Motor ramps through different speeds at timed intervals.

Learn: Ramp-up/ramp-down control, drive command sequencing.

• Drive Jog Mode with HMI Selection

Implement jog buttons (forward/backward) from the Unified Panel.

Learn: HMI interlocks, momentary/hold logic.

• Local/Remote Mode Switching

Enable control from HMI (remote) or drive panel (local).

Learn: Control word management, mode status.

Advanced Projects (Process Simulation & System Integration)

• PID Speed Control via HMI

Use a Unified Panel to set a PID setpoint (e.g., for tension control).

Learn: PID_TUNE block, feedback loops, analog inputs.

• Simulated Pump Station with Flow Control

Adjust flow rate with the VFD and simulate tank levels.

Learn: Analog sensors (simulated), speed-feedback loop.

• Alarm & Fault Logging System on Unified Panel

Display faults from the drive and PLC with timestamps.

Learn: HMI alarm configuration, event management.

• Recipe Management for Drive Parameters

Change acceleration, deceleration, and max frequency using recipes.

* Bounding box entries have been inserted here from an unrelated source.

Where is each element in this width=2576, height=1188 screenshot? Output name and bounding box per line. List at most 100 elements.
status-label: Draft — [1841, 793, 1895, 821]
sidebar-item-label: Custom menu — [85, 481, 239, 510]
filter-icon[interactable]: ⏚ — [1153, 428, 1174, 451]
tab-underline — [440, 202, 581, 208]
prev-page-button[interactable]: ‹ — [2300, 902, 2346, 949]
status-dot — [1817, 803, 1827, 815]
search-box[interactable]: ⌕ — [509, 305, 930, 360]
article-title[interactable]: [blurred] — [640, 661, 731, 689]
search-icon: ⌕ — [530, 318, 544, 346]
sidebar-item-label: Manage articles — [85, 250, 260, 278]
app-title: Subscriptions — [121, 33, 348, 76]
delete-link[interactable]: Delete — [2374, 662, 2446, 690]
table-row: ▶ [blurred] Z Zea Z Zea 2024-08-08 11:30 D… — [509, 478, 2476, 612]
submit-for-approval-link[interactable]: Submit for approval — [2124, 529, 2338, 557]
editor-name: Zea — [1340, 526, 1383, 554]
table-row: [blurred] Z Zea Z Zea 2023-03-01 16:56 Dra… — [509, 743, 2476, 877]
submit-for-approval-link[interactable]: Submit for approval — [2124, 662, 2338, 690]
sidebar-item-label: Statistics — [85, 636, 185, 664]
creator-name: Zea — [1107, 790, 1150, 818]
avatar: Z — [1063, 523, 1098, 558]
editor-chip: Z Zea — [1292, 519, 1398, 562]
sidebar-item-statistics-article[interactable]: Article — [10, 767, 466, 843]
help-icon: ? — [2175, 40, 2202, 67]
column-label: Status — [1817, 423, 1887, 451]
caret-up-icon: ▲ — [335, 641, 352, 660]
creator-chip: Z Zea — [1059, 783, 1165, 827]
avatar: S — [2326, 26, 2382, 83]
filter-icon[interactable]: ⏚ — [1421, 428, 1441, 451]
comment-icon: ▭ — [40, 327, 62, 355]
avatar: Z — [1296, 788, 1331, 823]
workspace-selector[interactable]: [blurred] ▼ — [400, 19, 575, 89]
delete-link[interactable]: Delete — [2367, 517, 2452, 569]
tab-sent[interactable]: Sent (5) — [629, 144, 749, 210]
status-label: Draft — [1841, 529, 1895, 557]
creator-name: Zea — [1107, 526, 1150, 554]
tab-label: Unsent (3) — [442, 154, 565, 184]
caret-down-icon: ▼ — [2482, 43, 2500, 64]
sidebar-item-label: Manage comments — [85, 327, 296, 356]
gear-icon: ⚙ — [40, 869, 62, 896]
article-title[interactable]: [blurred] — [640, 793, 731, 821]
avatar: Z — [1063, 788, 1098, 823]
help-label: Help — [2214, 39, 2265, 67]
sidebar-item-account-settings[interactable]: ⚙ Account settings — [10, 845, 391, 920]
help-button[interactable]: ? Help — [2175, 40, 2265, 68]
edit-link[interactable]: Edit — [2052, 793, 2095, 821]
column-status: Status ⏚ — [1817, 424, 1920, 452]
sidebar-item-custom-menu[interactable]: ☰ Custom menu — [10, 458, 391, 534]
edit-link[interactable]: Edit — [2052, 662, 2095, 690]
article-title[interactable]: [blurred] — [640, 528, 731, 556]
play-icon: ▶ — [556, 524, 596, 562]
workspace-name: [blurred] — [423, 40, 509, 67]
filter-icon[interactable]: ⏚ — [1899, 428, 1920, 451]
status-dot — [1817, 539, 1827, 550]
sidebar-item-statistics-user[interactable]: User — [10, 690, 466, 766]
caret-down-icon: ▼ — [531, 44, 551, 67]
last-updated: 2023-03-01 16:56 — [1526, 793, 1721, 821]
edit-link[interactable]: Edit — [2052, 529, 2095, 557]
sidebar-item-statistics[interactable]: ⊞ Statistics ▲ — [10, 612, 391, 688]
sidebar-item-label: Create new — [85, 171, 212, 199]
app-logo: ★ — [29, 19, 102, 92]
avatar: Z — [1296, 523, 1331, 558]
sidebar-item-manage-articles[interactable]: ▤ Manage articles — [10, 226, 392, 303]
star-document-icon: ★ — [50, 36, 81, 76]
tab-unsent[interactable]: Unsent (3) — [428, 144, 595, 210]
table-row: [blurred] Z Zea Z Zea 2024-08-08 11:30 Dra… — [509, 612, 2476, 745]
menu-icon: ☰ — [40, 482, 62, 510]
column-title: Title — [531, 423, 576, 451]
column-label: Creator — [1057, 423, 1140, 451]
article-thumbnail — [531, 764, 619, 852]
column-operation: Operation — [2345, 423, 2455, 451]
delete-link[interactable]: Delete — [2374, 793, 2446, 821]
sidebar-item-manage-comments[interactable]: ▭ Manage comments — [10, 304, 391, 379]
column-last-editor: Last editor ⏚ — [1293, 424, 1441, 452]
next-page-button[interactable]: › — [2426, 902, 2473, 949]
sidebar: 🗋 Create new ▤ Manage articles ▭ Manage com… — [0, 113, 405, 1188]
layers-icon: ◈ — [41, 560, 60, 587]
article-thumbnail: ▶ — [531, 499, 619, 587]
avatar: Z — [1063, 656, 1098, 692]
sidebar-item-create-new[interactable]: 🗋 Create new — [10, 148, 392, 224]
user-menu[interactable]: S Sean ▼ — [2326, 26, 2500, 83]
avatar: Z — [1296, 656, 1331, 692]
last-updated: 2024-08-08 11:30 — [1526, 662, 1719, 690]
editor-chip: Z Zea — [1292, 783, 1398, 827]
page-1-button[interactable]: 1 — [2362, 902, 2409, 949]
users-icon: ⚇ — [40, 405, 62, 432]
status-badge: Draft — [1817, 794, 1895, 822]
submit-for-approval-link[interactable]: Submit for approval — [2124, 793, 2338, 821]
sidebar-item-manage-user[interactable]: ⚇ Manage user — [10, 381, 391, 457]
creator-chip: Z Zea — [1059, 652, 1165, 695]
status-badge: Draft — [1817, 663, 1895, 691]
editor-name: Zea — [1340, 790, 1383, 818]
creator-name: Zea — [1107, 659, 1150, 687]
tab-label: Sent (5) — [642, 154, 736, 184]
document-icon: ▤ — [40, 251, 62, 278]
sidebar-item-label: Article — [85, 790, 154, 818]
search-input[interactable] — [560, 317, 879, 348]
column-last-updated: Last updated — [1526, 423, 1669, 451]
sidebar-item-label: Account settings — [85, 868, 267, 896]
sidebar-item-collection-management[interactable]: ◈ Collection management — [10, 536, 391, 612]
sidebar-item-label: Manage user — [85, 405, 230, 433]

Learn: Unified Panel recipe editor, drive parameter updates from HMI.

• Dynamic Safety Zones for Variable Speed

Change safe speed limits based on operating mode (e.g., maintenance mode).

Learn: PROFIsafe parameterization, F-blocks logic, Safety Matrix.

Pro-Level Projects (Industrial System Simulation)

• Energy-Efficient Conveyor System

Monitor power consumption (r0038), optimize motor speed dynamically.

Learn: Energy data collection, performance profiling.

• Multi-Motor Coordination

Simulate 2+ motors where one VFD (master) controls the others (follower/slave).

Learn: Drive synchronization, communication via PLC.

• Integrated Maintenance Panel

HMI shows drive run hours, load profiles, and gives maintenance reminders.

Learn: Data logging, integrated diagnostics.